Another major name in the coaching world, Tatiana Tarasova, calls Bianchetti "the architect of the new era in figure skating." Dick Button, Robin Cousins, the Protopopovs and Brian Orser all wrote endorsements. No doubt those who are trashed in the book will feel differently. Recipients of acid-coated jibes include the current ISU President, Ottavio Cinquanta, whom Bianchetti has known since he was a youngster.

She includes some amusing incidents such as when in 1989, another member of the Council, Lawrence Demmy, thought he had made a great deal on the black market illegally changing money in Bulgaria, a crime for which he could have gone to jail if caught. But the black marketeers outfoxed him. When he went to unwrap the package of money, there was a genuine bill on the top of what looked like a stock of money, but the rest was merely paper.

Unfortunately Demmy had taken the Council members to a very expensive restaurant to calm down the atmosphere after a very unproductive meeting Bianchetti termed "poisonous." He planned to pay with this money. When the trick was discovered Demmy's guests were left to turn out their pockets trying to rustle up enough cash to pay the bill. (The reviewer received confirmation of this incident from another high ISU official.)

Pages 88-153 are absolutely riveting, beginning in 1988 when Bianchetti left her position as head of the ISU Figure Skating Committee and ran successfully for office as one of the 11 Council members. "It did not take long for me to find out what a mistake I had committed in running for Council," she writes and, indeed, her days in that elevated status were stormy and short. She railed against the organization and they turned their backs on her.

She writes of her disgust, "The ISU was run like a little mom-and-dad corner store with the general secretary sitting on top of the Union's money."

The Council schemed against her and eventually, in 1992, gave her a vote of "no confidence" which led to her ouster. One chapter is named "The Dirty Game Begins." She makes many charges, including very serious ones -- that minutes of meetings were rewritten to change the truth. Understandably, but unfortunately, the book uses the Salt Lake City 2002 Olympic pairs scandal as a marketing ploy to attract as large an audience as possible, even though Ms. Bianchetti's "reign" was long over by then.

She watched those Games on television and from this restricted view, and from her conversations with many friends still involved in the sport, she presents the three page Chapter One on her theory of the behavior of why the French Judge Marie Reine Le Gougne voted for the Russian pair. She returns to this scandal much, much later -- beginning at Chapter 34 "The Other Victims, 2002." In 2003 Bianchetti became part of the newly formed World Skating Federation. The aims of this organization and progress, or rather the lack thereof, are also discussed.

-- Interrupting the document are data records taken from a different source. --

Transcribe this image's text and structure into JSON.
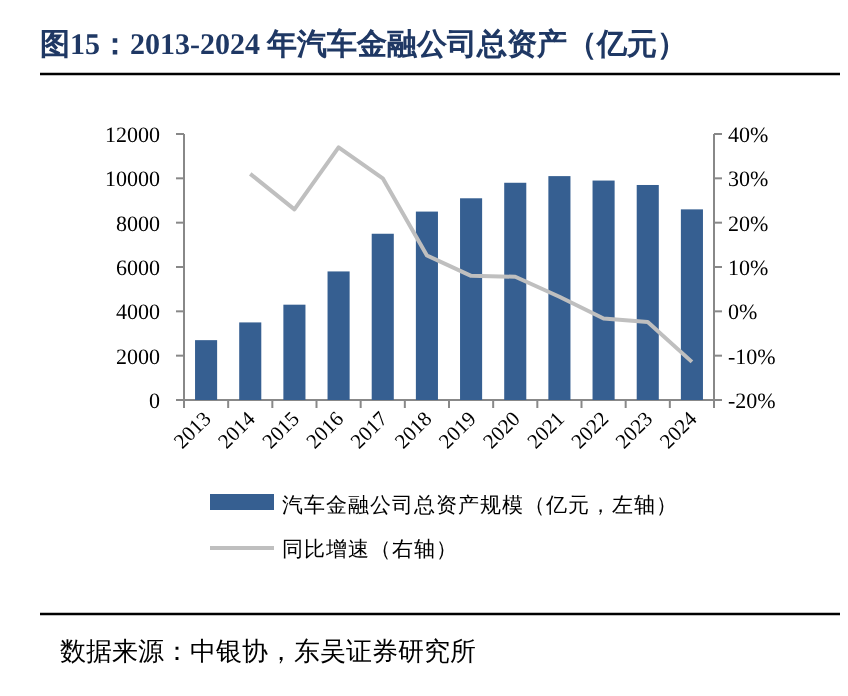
{
  "chart_data": {
    "type": "bar",
    "title": "图15：2013-2024 年汽车金融公司总资产（亿元）",
    "categories": [
      "2013",
      "2014",
      "2015",
      "2016",
      "2017",
      "2018",
      "2019",
      "2020",
      "2021",
      "2022",
      "2023",
      "2024"
    ],
    "series": [
      {
        "name": "汽车金融公司总资产规模（亿元，左轴）",
        "color": "#365f91",
        "values": [
          2700,
          3500,
          4300,
          5800,
          7500,
          8500,
          9100,
          9800,
          10100,
          9900,
          9700,
          8600
        ]
      },
      {
        "name": "同比增速（右轴）",
        "color": "#bfbfbf",
        "type": "line",
        "axis": "y2",
        "values": [
          null,
          31,
          23,
          37,
          30,
          12.6,
          8,
          7.8,
          3.3,
          -1.6,
          -2.4,
          -11.4
        ]
      }
    ],
    "ylim": [
      0,
      12000
    ],
    "yticks": [
      0,
      2000,
      4000,
      6000,
      8000,
      10000,
      12000
    ],
    "y2lim": [
      -20,
      40
    ],
    "y2ticks": [
      {
        "value": -20,
        "label": "-20%"
      },
      {
        "value": -10,
        "label": "-10%"
      },
      {
        "value": 0,
        "label": "0%"
      },
      {
        "value": 10,
        "label": "10%"
      },
      {
        "value": 20,
        "label": "20%"
      },
      {
        "value": 30,
        "label": "30%"
      },
      {
        "value": 40,
        "label": "40%"
      }
    ],
    "legend": "bottom",
    "grid": false,
    "annotations": [
      "数据来源：中银协，东吴证券研究所"
    ]
  }
}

There are both many laughable and sad revelations. The ISU, which dealt with million dollar television contracts, did not have a treasurer, or even a legal staff member, until relatively recently. And Bianchetti's take on the many past judging scandals is priceless.

At one point she contends that Katarina Witt made "a mess of her figures" in her last championship (Worlds 1988), for which Bianchetti was the Referee. She writes that she and her Assistant Referee, Britta Lindgren, thought Witt should have been no higher than sixth in this section. However, six of the nine judges put the twice-Olympic champion first.

(Bianchetti's comments will be very gratifying to Liz Manley's coach, Peter Dunfield, who was so mad at the situation he escorted people onto the ice after the loops for a close up look at Manley's and Witt's tracings. Certainly on that figure, Manley's were far superior.)

Chapter 38 takes a rather prejudiced look at "The Revolutionary New Judging System 2004."

Bianchetti concludes in a lighter mood with "The Skaters Who Made the Sport Great," starting with the Protopopovs and concluding with Michelle Kwan.

The trouble with these memoirs is that those who are attacked don't get a chance to reply. It is possible that everything Bianchetti says is the unbiased full truth, but how can we really know that? In any case, the book makes juicy reading.